Der Schweizer Fotograf Bernd Nicolaisen zeigt seine Werke in Luzern. Es geht um Eis, um Zeit und um Vergänglichkeit. Und dafür gibt es in Luzern den idealen Ort.
Die Bilder sehen aus wie aus einer Traumwelt, künstlich oder wie gemalt, doch es sind Fotografien. Fotografien, die in Gletschern entstanden sind.
Der Fotograf heisst Bernd Nicolaisen und stellt nun – passend – im Luzerner Gletschergarten aus. Nicolaisen lebt und arbeitet in der Nähe von Bern. Er ist jedoch oft in Island unterwegs – im Eis. Mit kaum Licht und an Stellen, die nur wenige Menschen jemals gesehen haben.
Tagelang zu zweit im Eis
Seit über zehn Jahren arbeitet Nicolaisen mit dem Bergführer Einar Rufar Sigurdsson zusammen.
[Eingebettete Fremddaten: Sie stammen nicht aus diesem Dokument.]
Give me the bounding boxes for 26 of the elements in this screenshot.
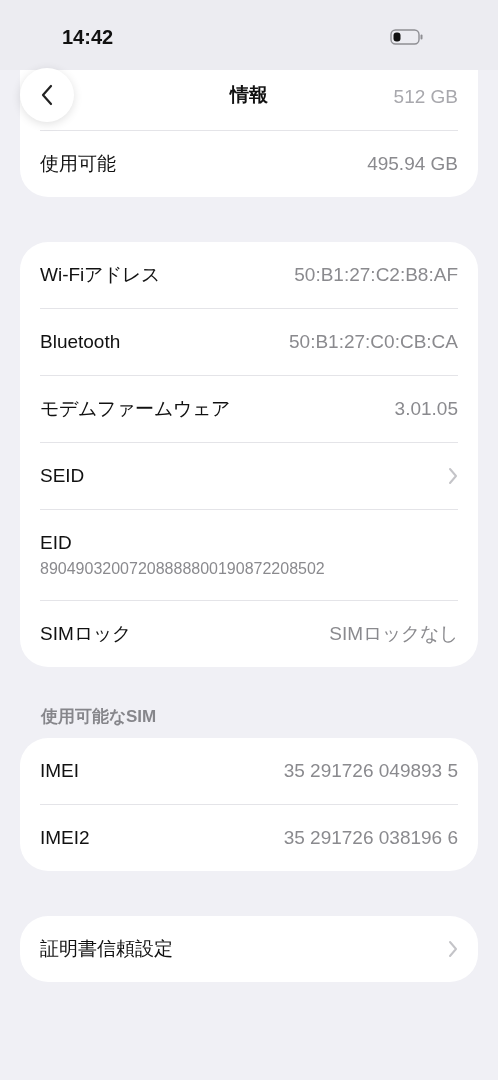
- row-value: 495.94 GB: [367, 153, 458, 175]
- row-label: SIMロック: [40, 622, 131, 646]
- row-label: Wi-Fiアドレス: [40, 263, 161, 287]
- row-value: 50:B1:27:C2:B8:AF: [294, 264, 458, 286]
- row-value: 50:B1:27:C0:CB:CA: [289, 331, 458, 353]
- back-chevron-icon: [40, 83, 54, 107]
- row-value: 89049032007208888800190872208502: [40, 560, 325, 578]
- row-label: 使用可能: [40, 152, 116, 176]
- row-label[interactable]: 証明書信頼設定: [40, 936, 173, 962]
- row-label[interactable]: SEID: [40, 465, 85, 487]
- page-title: 情報: [228, 83, 269, 107]
- row-value: 3.01.05: [394, 398, 458, 420]
- row-label: Bluetooth: [40, 331, 121, 353]
- row-label: IMEI2: [40, 827, 90, 849]
- chevron-right-icon[interactable]: [448, 467, 458, 485]
- status-time: 14:42: [62, 25, 114, 49]
- row-value: 35 291726 049893 5: [283, 760, 458, 782]
- row-label: EID: [40, 532, 72, 554]
- row-label: IMEI: [40, 760, 80, 782]
- battery-icon: [390, 29, 424, 45]
- row-label: モデムファームウェア: [40, 397, 230, 421]
- row-value: 35 291726 038196 6: [283, 827, 458, 849]
- chevron-right-icon[interactable]: [448, 940, 458, 958]
- section-header: 使用可能なSIM: [40, 706, 158, 728]
- row-value: 512 GB: [393, 86, 458, 108]
- row-value: SIMロックなし: [329, 622, 458, 646]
Dieser wohnt im Süden Islands und kennt die sechs Gletscher bestens, in welchen die beiden gearbeitet haben. «Sie verändern sich im Laufe eines Jahres ständig», erklärt Nicolaisen. Deshalb sind sie vor allem zwischen Mitte November und Mitte März im Innern der Gletscher. «Die Wege sind bis zu drei Stunden lang, das Material tragen wir mit. Ab und zu gehen wir auch über die Gletscher und seilen uns ab.» Die beiden Männer arbeiten in Tagesetappen von vier bis sechs Stunden, meistens sind sie dabei über vier Tage lang in den Gletschern unterwegs.
Die Fotografien von über tausend Jahre altem Eis sind zwischen 2004 und 2016 in der Schweiz und in Island entstanden. Am Gorner- und Theodulgletscher sowie an fünf Gletschern im Süden Islands, darunter die Gletscherzunge Breidamerkurjökull des Vatnajökull. Ergänzt wird die Ausstellung durch aktuelle Werke, die das erste Mal der Öffentlichkeit vorgestellt werden und durch den Film Restlicht von Christoph Frutiger.
Ein Festhalten der Zeit und der Vergänglichkeit
Nicolaisen stellt bei seinen Aufnahmen seit Jahren Themen wie Zeit und Vergänglichkeit in den Fokus. Diesen Ansatz hat Nicolaisen neben den Fotografien in den Gletschern bereits bei früheren fotografischen Arbeiten von Jahresringen kalifornischer Bergpinien umgesetzt.
Doch nichts eignet sich für die Darstellung des Phänomens Zeit besser als die Abbildung von Gletschern: Zwar sind sie jahrhundertealt, aber ihre Eismassen schwinden stetig und erinnern damit an die eigene Vergänglichkeit und die der Natur.
In der Ausstellung im Gletschergarten geht es um unberührte Orte der Einsamkeit, der Stille. Die alles dominierende Farbe ist Blau – in allen Variationen und Nuancierungen. Linien- und Rahmengeber ist die ins Eis eingelagerte Asche und der eingeschlossene Sauerstoff im Wechselspiel mit schwarzen Lavasedimenten. Sie ergeben immer wieder neue Kombinationen von Farben, Licht und Formen.
Die Ausstellung im Gletschergarten Luzern wird am 12. Mai 2016 um 18 Uhr bei der Vernissage eröffnet.
Sie dauert bis am 8. Januar 2017.
So entstehen surreal wirkende Aufnahmen, die die Phantasie des Zuschauers anregen. Nicht die objektive Wirklichkeit steht im Fokus der Aufnahmen, sondern die Schattierungen, Strukturen und Konturen des Eises. Nicolaisen erkundet die gefrorene Zeit, um sie sichtbar zu machen.
Der Reiz der Bilder wird durch die extremen Lichtbedingungen betont. Für Nicolaisen ist es wichtig, das richtige und nötige Restlicht für seine Aufnahmen zu finden. Die zum Teil irreal wirkenden Lichteffekte sind dabei von der realen Lichtsituation vor Ort abhängig.
Nicolaisen arbeitet für seine Aufnahmen vor allem analog mit der Grossbildkamera (8×10’’), die er klassisch zu schwarzweissen Gelatin-Silver-Prints weiterverarbeitet. Die farbigen Prints sind digital entstanden.
In Luzern wird jetzt das uralte Wasser, das in Form des gefrorenen Eises bereits über hunderte von Jahren überstanden und weite Wege zurückgelegt hat, in die Gegenwart transferiert und bildlich dargestellt. Der Betrachter sieht Gletscheroberflächen, Eishöhlen und Tunnel, die vor ihm kaum ein Mensch gesehen hat. Der heute oft thematisierte «Gletscherschwund» gibt den Arbeiten von Bernd Nicolaisen eine zusätzliche, ökologische Dimension.